Police received a report of a mountain lion sighting at about 6 p.m. Saturday, officials said.
The sighting on Gerdes Road is the third in the past month and very close to the most recent one, on Aug. 8 on White Oak Shade Lane.
Animal Control Officer Allyson Halm said the cougar was seen at the edge of a resident’s yard and that the sighting is credible based on the eyewitness descriptions.
Yet another mountain lion sighting had been reported Friday night on nearby Brookside Road, Halm said, though it was too dark outside at the time to be classified as credible.

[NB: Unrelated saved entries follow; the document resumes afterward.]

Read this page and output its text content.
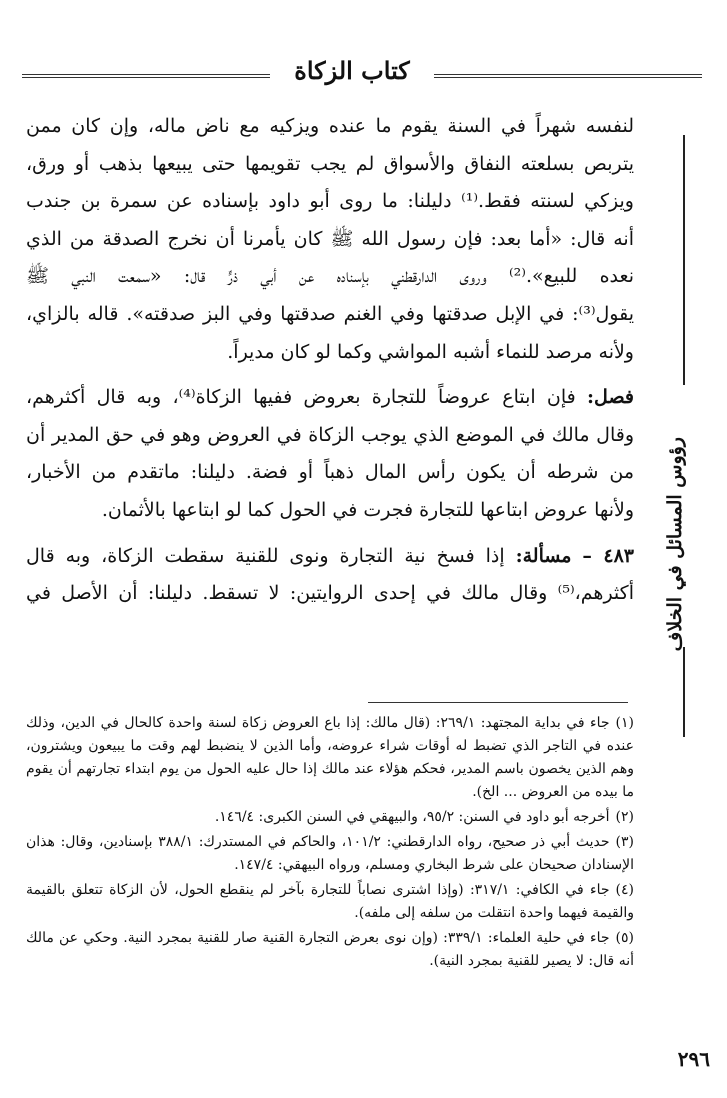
كتاب الزكاة
رؤوس المسائل في الخلاف

لنفسه شهراً في السنة يقوم ما عنده ويزكيه مع ناض ماله، وإن كان ممن

يتربص بسلعته النفاق والأسواق لم يجب تقويمها حتى يبيعها بذهب أو ورق،

ويزكي لسنته فقط.⁽¹⁾ دليلنا: ما روى أبو داود بإسناده عن سمرة بن جندب

أنه قال: «أما بعد: فإن رسول الله ﷺ كان يأمرنا أن نخرج الصدقة من الذي

نعده للبيع».⁽²⁾ وروى الدارقطني بإسناده عن أبي ذرٍّ قال: «سمعت النبي ﷺ

يقول⁽³⁾: في الإبل صدقتها وفي الغنم صدقتها وفي البز صدقته». قاله بالزاي،

ولأنه مرصد للنماء أشبه المواشي وكما لو كان مديراً.

فصل: فإن ابتاع عروضاً للتجارة بعروض ففيها الزكاة⁽⁴⁾، وبه قال أكثرهم،

وقال مالك في الموضع الذي يوجب الزكاة في العروض وهو في حق المدير أن

من شرطه أن يكون رأس المال ذهباً أو فضة. دليلنا: ماتقدم من الأخبار،

ولأنها عروض ابتاعها للتجارة فجرت في الحول كما لو ابتاعها بالأثمان.

٤٨٣ – مسألة: إذا فسخ نية التجارة ونوى للقنية سقطت الزكاة، وبه قال

أكثرهم،⁽⁵⁾ وقال مالك في إحدى الروايتين: لا تسقط. دليلنا: أن الأصل في

(١)جاء في بداية المجتهد: ٢٦٩/١: (قال مالك: إذا باع العروض زكاة لسنة واحدة كالحال في الدين، وذلك عنده في التاجر الذي تضبط له أوقات شراء عروضه، وأما الذين لا ينضبط لهم وقت ما يبيعون ويشترون، وهم الذين يخصون باسم المدير، فحكم هؤلاء عند مالك إذا حال عليه الحول من يوم ابتداء تجارتهم أن يقوم ما بيده من العروض ... الخ).

(٢)أخرجه أبو داود في السنن: ٩٥/٢، والبيهقي في السنن الكبرى: ١٤٦/٤.

(٣)حديث أبي ذر صحيح، رواه الدارقطني: ١٠١/٢، والحاكم في المستدرك: ٣٨٨/١ بإسنادين، وقال: هذان الإسنادان صحيحان على شرط البخاري ومسلم، ورواه البيهقي: ١٤٧/٤.

(٤)جاء في الكافي: ٣١٧/١: (وإذا اشترى نصاباً للتجارة بآخر لم ينقطع الحول، لأن الزكاة تتعلق بالقيمة والقيمة فيهما واحدة انتقلت من سلفه إلى ملفه).

(٥)جاء في حلية العلماء: ٣٣٩/١: (وإن نوى بعرض التجارة القنية صار للقنية بمجرد النية. وحكي عن مالك أنه قال: لا يصير للقنية بمجرد النية).

٢٩٦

Halm said she is encouraging residents to always be prepared with air horns to haze any predatory animal and is urging those who have seen mountain lions to contact the state Department of Energy and Environmental Protection directly.

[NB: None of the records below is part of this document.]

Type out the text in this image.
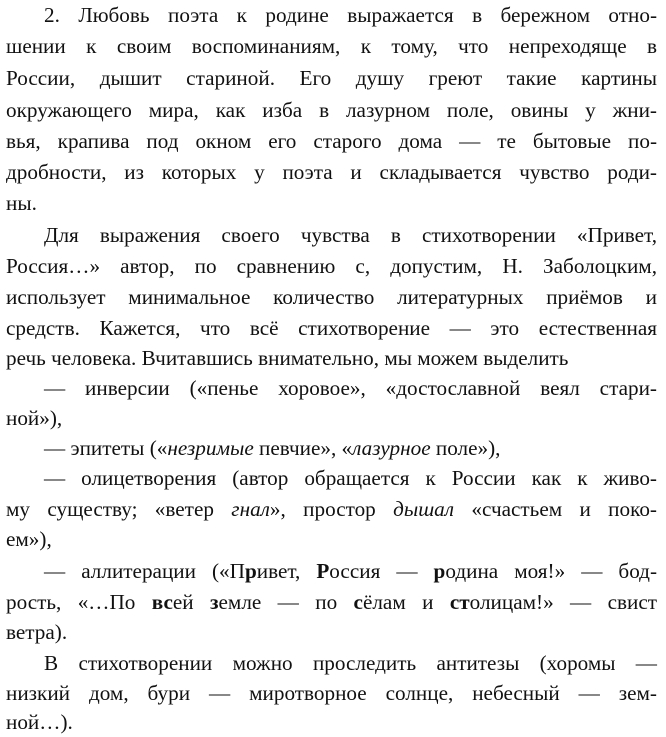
2. Любовь поэта к родине выражается в бережном отно-
шении к своим воспоминаниям, к тому, что непреходяще в
России, дышит стариной. Его душу греют такие картины
окружающего мира, как изба в лазурном поле, овины у жни-
вья, крапива под окном его старого дома — те бытовые по-
дробности, из которых у поэта и складывается чувство роди-
ны.
Для выражения своего чувства в стихотворении «Привет,
Россия…» автор, по сравнению с, допустим, Н. Заболоцким,
использует минимальное количество литературных приёмов и
средств. Кажется, что всё стихотворение — это естественная
речь человека. Вчитавшись внимательно, мы можем выделить
— инверсии («пенье хоровое», «достославной веял стари-
ной»),
— эпитеты («незримые певчие», «лазурное поле»),
— олицетворения (автор обращается к России как к живо-
му существу; «ветер гнал», простор дышал «счастьем и поко-
ем»),
— аллитерации («Привет, Россия — родина моя!» — бод-
рость, «…По всей земле — по сёлам и столицам!» — свист
ветра).
В стихотворении можно проследить антитезы (хоромы —
низкий дом, бури — миротворное солнце, небесный — зем-
ной…).
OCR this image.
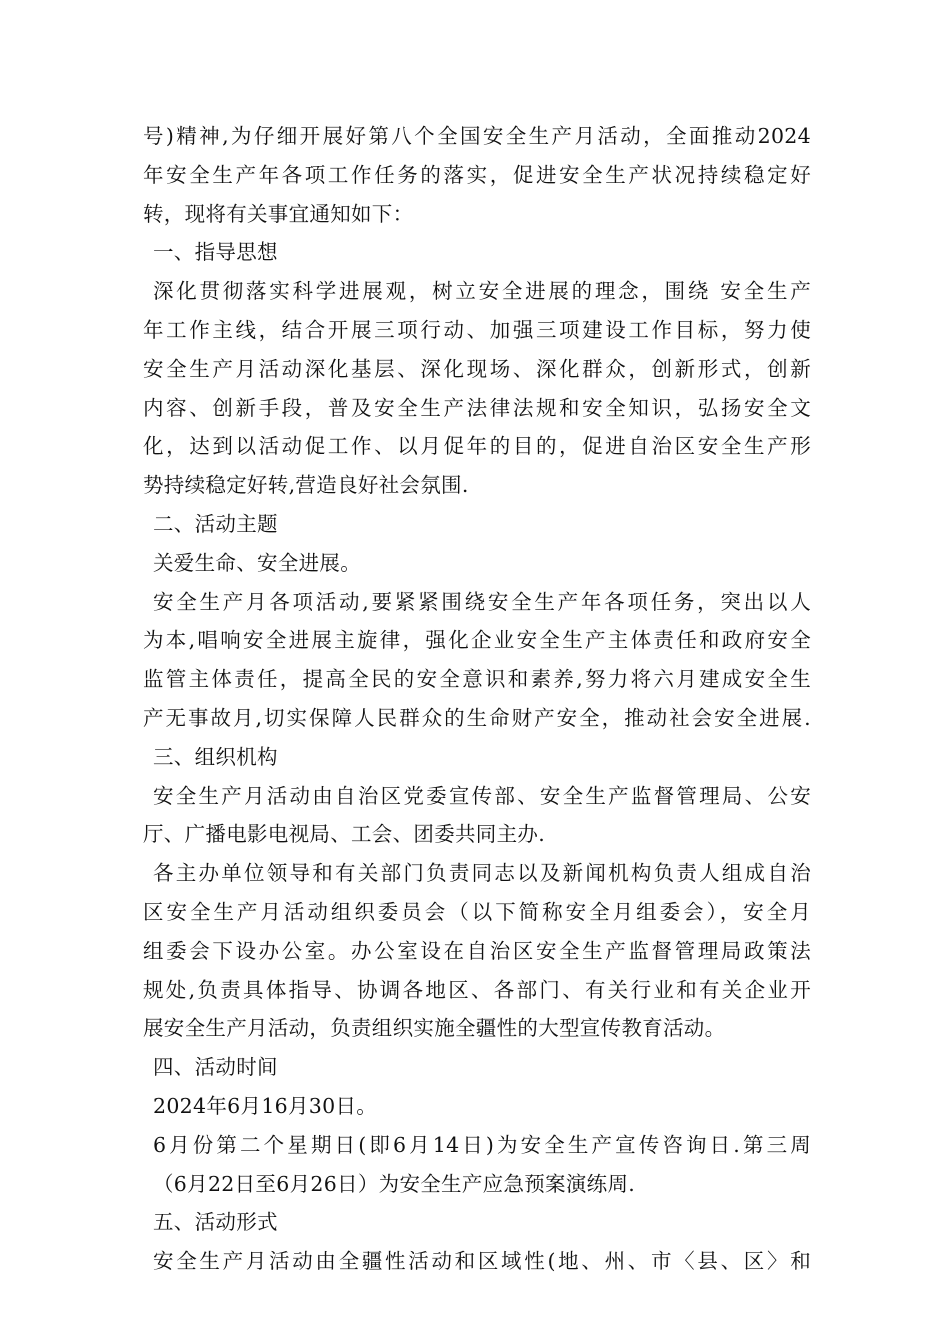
号)精神,为仔细开展好第八个全国安全生产月活动，全面推动2024
年安全生产年各项工作任务的落实，促进安全生产状况持续稳定好
转，现将有关事宜通知如下：
一、指导思想
深化贯彻落实科学进展观，树立安全进展的理念，围绕 安全生产
年工作主线，结合开展三项行动、加强三项建设工作目标，努力使
安全生产月活动深化基层、深化现场、深化群众，创新形式，创新
内容、创新手段，普及安全生产法律法规和安全知识，弘扬安全文
化，达到以活动促工作、以月促年的目的，促进自治区安全生产形
势持续稳定好转,营造良好社会氛围.
二、活动主题
关爱生命、安全进展。
安全生产月各项活动,要紧紧围绕安全生产年各项任务，突出以人
为本,唱响安全进展主旋律，强化企业安全生产主体责任和政府安全
监管主体责任，提高全民的安全意识和素养,努力将六月建成安全生
产无事故月,切实保障人民群众的生命财产安全，推动社会安全进展.
三、组织机构
安全生产月活动由自治区党委宣传部、安全生产监督管理局、公安
厅、广播电影电视局、工会、团委共同主办.
各主办单位领导和有关部门负责同志以及新闻机构负责人组成自治
区安全生产月活动组织委员会（以下简称安全月组委会），安全月
组委会下设办公室。办公室设在自治区安全生产监督管理局政策法
规处,负责具体指导、协调各地区、各部门、有关行业和有关企业开
展安全生产月活动，负责组织实施全疆性的大型宣传教育活动。
四、活动时间
2024年6月16月30日。
6月份第二个星期日(即6月14日)为安全生产宣传咨询日.第三周
（6月22日至6月26日）为安全生产应急预案演练周.
五、活动形式
安全生产月活动由全疆性活动和区域性(地、州、市〈县、区〉和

A man told Halm that he’d seen a mountain lion pass in front of him while jogging on Hoyt Farms Road on the morning of July 20 .
Also known as ‘cougars’ or ‘pumas,’ mountain lions are reclusive creatures that feed mainly on deer, raccoons, rodents and various small mammals, experts say. Ten years ago, a mountain lion made regional headlines after it was photographed in Greenwich and later struck and killed by a motor vehicle on the parkway in Milford—a young male that DEEP officials determined through DNA evidence had traveled east all the way from South Dakota. That’s a distance of more than 1,500 miles—one of the longest journeys ever recorded of a land mammal in North America, and more than twice the distance ever recorded for a dispersing mountain lion.
According to the Mountain Lion Foundation, a nonprofit conservation and education organization, the animals seek to avoid humans, though unprotected pets can make for easy prey.